The following is Favianna Rodriguez’s report-back from the printmaking workshop she recently conducted at Stanford IDA. It is cross-posted from her personal blog.
I was super nervous on the first day of the SHOW ME YOUR PAPERS class at Stanford University – I must admit. Not only was I going to be teaching at one of the most prestigious universities in this country, but this was going to be a twice-a-week-kinda gig, for a solid 10 weeks–which meant that I had to cut back on my usual traveling and buckle down to handle business.
I prepared for months before the class. I wanted to give students a deep look at the devastation, trauma, and violation of human rights caused by our country’s failed immigration system. I also wanted to show the power that art can have in bringing humanity to this issue, in exposing the truth around how these laws are passed, and what their effects are on children, students and families. I wanted each student to have a sense of the power of culture and art in helping to change the national imagination on immigration.

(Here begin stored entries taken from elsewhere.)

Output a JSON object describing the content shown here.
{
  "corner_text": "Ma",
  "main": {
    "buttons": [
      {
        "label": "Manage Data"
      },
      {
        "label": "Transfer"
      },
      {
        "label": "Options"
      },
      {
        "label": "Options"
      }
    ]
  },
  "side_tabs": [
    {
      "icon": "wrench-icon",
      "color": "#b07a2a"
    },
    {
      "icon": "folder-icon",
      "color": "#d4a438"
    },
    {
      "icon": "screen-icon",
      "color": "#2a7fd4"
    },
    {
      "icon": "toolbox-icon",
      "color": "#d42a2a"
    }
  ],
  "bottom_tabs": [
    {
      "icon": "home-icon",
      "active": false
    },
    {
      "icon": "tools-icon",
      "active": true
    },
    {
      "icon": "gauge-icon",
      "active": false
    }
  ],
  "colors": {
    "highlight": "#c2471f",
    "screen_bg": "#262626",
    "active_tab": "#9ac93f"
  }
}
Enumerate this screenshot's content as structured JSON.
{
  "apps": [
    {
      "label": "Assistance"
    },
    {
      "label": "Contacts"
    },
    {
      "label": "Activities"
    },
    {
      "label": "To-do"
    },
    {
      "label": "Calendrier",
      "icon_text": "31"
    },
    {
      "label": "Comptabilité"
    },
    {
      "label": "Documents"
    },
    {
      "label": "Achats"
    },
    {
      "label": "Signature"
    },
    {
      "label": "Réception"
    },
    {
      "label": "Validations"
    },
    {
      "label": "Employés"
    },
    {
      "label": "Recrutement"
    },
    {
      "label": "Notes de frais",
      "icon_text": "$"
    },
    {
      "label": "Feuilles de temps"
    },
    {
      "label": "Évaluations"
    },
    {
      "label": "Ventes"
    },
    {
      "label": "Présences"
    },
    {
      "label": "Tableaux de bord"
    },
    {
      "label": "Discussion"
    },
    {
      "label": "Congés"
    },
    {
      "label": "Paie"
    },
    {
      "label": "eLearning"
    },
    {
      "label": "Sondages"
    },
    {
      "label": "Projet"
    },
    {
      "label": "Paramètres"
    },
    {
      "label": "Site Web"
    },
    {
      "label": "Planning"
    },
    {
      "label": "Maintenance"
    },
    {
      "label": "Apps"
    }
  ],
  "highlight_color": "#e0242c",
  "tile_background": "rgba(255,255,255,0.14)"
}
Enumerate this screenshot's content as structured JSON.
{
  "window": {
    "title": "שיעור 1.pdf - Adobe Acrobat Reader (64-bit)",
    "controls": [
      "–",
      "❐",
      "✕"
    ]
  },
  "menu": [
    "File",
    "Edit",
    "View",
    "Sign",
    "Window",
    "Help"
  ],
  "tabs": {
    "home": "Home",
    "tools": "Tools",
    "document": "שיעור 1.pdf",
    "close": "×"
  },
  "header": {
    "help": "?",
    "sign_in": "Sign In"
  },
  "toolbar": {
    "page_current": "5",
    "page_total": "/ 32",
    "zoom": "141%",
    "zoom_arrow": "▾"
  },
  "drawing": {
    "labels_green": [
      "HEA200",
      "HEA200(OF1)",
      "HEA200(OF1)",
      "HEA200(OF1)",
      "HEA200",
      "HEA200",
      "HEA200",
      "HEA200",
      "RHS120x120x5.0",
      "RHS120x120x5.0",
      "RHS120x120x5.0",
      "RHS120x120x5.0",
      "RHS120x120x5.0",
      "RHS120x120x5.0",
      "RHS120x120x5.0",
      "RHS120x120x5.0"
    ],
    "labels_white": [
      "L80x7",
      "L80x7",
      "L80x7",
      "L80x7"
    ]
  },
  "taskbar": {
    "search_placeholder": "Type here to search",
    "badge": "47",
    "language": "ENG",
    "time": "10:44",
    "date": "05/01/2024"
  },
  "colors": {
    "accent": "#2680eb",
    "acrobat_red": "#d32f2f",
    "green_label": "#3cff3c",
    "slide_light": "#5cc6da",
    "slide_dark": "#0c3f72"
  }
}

I wasn’t sure what to expect from my students. Would they be into social activism? Would they be inspired to fight on behalf of the millions of undocumented migrants in the US? Would they be artsy students trying to take a “different” kind of course just for the sake of it? And most importantly, would they like me?!??

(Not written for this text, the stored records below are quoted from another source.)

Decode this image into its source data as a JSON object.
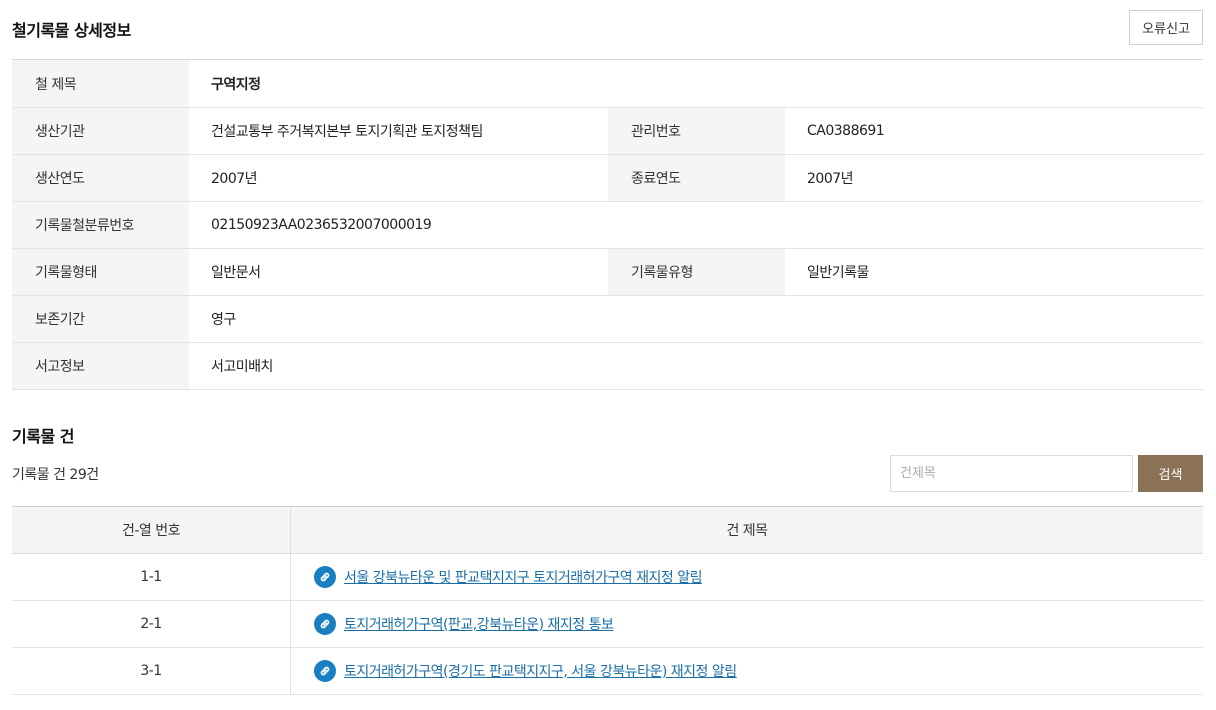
{
  "header": {
    "title": "철기록물 상세정보",
    "report_button": "오류신고"
  },
  "info": {
    "title_label": "철 제목",
    "title_value": "구역지정",
    "producer_label": "생산기관",
    "producer_value": "건설교통부 주거복지본부 토지기획관 토지정책팀",
    "mgmt_no_label": "관리번호",
    "mgmt_no_value": "CA0388691",
    "prod_year_label": "생산연도",
    "prod_year_value": "2007년",
    "end_year_label": "종료연도",
    "end_year_value": "2007년",
    "class_no_label": "기록물철분류번호",
    "class_no_value": "02150923AA0236532007000019",
    "form_label": "기록물형태",
    "form_value": "일반문서",
    "type_label": "기록물유형",
    "type_value": "일반기록물",
    "retention_label": "보존기간",
    "retention_value": "영구",
    "shelf_label": "서고정보",
    "shelf_value": "서고미배치"
  },
  "records": {
    "title": "기록물 건",
    "count_text": "기록물 건 29건",
    "search_placeholder": "건제목",
    "search_button": "검색",
    "col_no": "건-열 번호",
    "col_title": "건 제목",
    "rows": [
      {
        "no": "1-1",
        "title": "서울 강북뉴타운 및 판교택지지구 토지거래허가구역 재지정 알림"
      },
      {
        "no": "2-1",
        "title": "토지거래허가구역(판교,강북뉴타운) 재지정 통보"
      },
      {
        "no": "3-1",
        "title": "토지거래허가구역(경기도 판교택지지구, 서울 강북뉴타운) 재지정 알림"
      }
    ]
  },
  "colors": {
    "search_button_bg": "#8b7156",
    "link_color": "#1a6fa8",
    "link_icon_bg": "#1a7fc1"
  },
  "icons": {
    "record_link": "link-icon"
  }
}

It only took a few initial introductions to see just how passionate these students were! I was very surprised and pleased to learn that my students were already very engaged in social justice and organizers themselves. Some of them are organizing around Filipino migrant issues, while others are involved with the Domestic Workers Alliance, while others are going to spend their summer internining with non-profits that fight deportations. Interestingly enough, none of my students were in the art department.
Every single week each and every students not only poured their creativity into these beautiful pieces, but they also made sure to thoroughly research the subject of immigration. We spent loads of time on figuring out the main messages and the call to action. We explored subjects from the Dream act, to deportations, to S-Comm, to the rights of migrant parents who are losing their children as a result of deporations. I am a firm believer that in order to make an effective political poster, one must know the issues that they are trying to depict. We must research our topics and not be afraid to ask questions. My students did all of this.

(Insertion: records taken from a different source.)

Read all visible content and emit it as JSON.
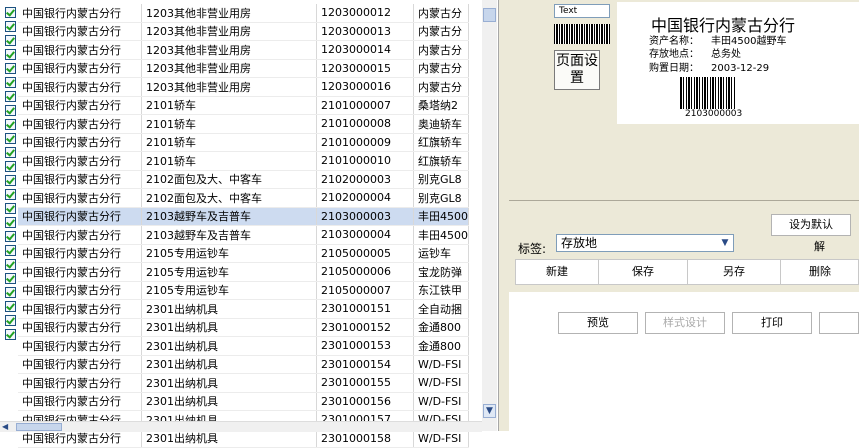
{
  "grid": {
    "rows": [
      {
        "org": "中国银行内蒙古分行",
        "category": "1203其他非营业用房",
        "code": "1203000012",
        "extra": "内蒙古分"
      },
      {
        "org": "中国银行内蒙古分行",
        "category": "1203其他非营业用房",
        "code": "1203000013",
        "extra": "内蒙古分"
      },
      {
        "org": "中国银行内蒙古分行",
        "category": "1203其他非营业用房",
        "code": "1203000014",
        "extra": "内蒙古分"
      },
      {
        "org": "中国银行内蒙古分行",
        "category": "1203其他非营业用房",
        "code": "1203000015",
        "extra": "内蒙古分"
      },
      {
        "org": "中国银行内蒙古分行",
        "category": "1203其他非营业用房",
        "code": "1203000016",
        "extra": "内蒙古分"
      },
      {
        "org": "中国银行内蒙古分行",
        "category": "2101轿车",
        "code": "2101000007",
        "extra": "桑塔纳2"
      },
      {
        "org": "中国银行内蒙古分行",
        "category": "2101轿车",
        "code": "2101000008",
        "extra": "奥迪轿车"
      },
      {
        "org": "中国银行内蒙古分行",
        "category": "2101轿车",
        "code": "2101000009",
        "extra": "红旗轿车"
      },
      {
        "org": "中国银行内蒙古分行",
        "category": "2101轿车",
        "code": "2101000010",
        "extra": "红旗轿车"
      },
      {
        "org": "中国银行内蒙古分行",
        "category": "2102面包及大、中客车",
        "code": "2102000003",
        "extra": "别克GL8"
      },
      {
        "org": "中国银行内蒙古分行",
        "category": "2102面包及大、中客车",
        "code": "2102000004",
        "extra": "别克GL8"
      },
      {
        "org": "中国银行内蒙古分行",
        "category": "2103越野车及吉普车",
        "code": "2103000003",
        "extra": "丰田4500"
      },
      {
        "org": "中国银行内蒙古分行",
        "category": "2103越野车及吉普车",
        "code": "2103000004",
        "extra": "丰田4500"
      },
      {
        "org": "中国银行内蒙古分行",
        "category": "2105专用运钞车",
        "code": "2105000005",
        "extra": "运钞车"
      },
      {
        "org": "中国银行内蒙古分行",
        "category": "2105专用运钞车",
        "code": "2105000006",
        "extra": "宝龙防弹"
      },
      {
        "org": "中国银行内蒙古分行",
        "category": "2105专用运钞车",
        "code": "2105000007",
        "extra": "东江铁甲"
      },
      {
        "org": "中国银行内蒙古分行",
        "category": "2301出纳机具",
        "code": "2301000151",
        "extra": "全自动捆"
      },
      {
        "org": "中国银行内蒙古分行",
        "category": "2301出纳机具",
        "code": "2301000152",
        "extra": "金通800"
      },
      {
        "org": "中国银行内蒙古分行",
        "category": "2301出纳机具",
        "code": "2301000153",
        "extra": "金通800"
      },
      {
        "org": "中国银行内蒙古分行",
        "category": "2301出纳机具",
        "code": "2301000154",
        "extra": "W/D-FSI"
      },
      {
        "org": "中国银行内蒙古分行",
        "category": "2301出纳机具",
        "code": "2301000155",
        "extra": "W/D-FSI"
      },
      {
        "org": "中国银行内蒙古分行",
        "category": "2301出纳机具",
        "code": "2301000156",
        "extra": "W/D-FSI"
      },
      {
        "org": "中国银行内蒙古分行",
        "category": "2301出纳机具",
        "code": "2301000157",
        "extra": "W/D-FSI"
      },
      {
        "org": "中国银行内蒙古分行",
        "category": "2301出纳机具",
        "code": "2301000158",
        "extra": "W/D-FSI"
      }
    ],
    "selected_index": 11
  },
  "designer": {
    "text_field": "Text",
    "page_setup_button": "页面设置"
  },
  "label_preview": {
    "title": "中国银行内蒙古分行",
    "asset_name_label": "资产名称：",
    "asset_name_value": "丰田4500越野车",
    "location_label": "存放地点：",
    "location_value": "总务处",
    "purchase_date_label": "购置日期：",
    "purchase_date_value": "2003-12-29",
    "barcode_number": "2103000003"
  },
  "controls": {
    "set_default_button": "设为默认",
    "tag_label": "标签:",
    "tag_selected": "存放地",
    "unlock_label": "解",
    "new_button": "新建",
    "save_button": "保存",
    "save_as_button": "另存",
    "delete_button": "删除",
    "preview_button": "预览",
    "style_design_button": "样式设计",
    "print_button": "打印"
  }
}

I am so proud to show you the final stages of these posters as we wrap up the class. I am thoroughly impressed with the quality and artistic caliber. Special thanks to the artists who came to help me with the classes – Julio Salgado, Oree Originol, and Texta Queen – artists who shared their skills and provided overall support to me each week. And thanks to Jeff Chang, director of the Institute for Diversity in the Arts at Stanford, and Ellen Oh. THANK YOU for making this class a reality!
Fresh off the presses: This print by Oscar Ortiz focuses on Latino working familes and how Latino communities deal with racism and police violence.
This print by Madeline Sides uses humor to educate viewers on what SCOMM is and its negative impacts on immigrant communities.
Print calling out the Border Patrol for the killing of Anastasio Hernandez Rojas, by Irene Jor.
This print by Teresa Miroslaw pays homage to farmworkers in the East Coast and shows how even folks with papers can form resistance to anti-migrant laws.
Print by Irene Jor quoting Jose Antonio Vargas, a Pulitzer-prize winning journalist who recently came out as an undocumented immigrant.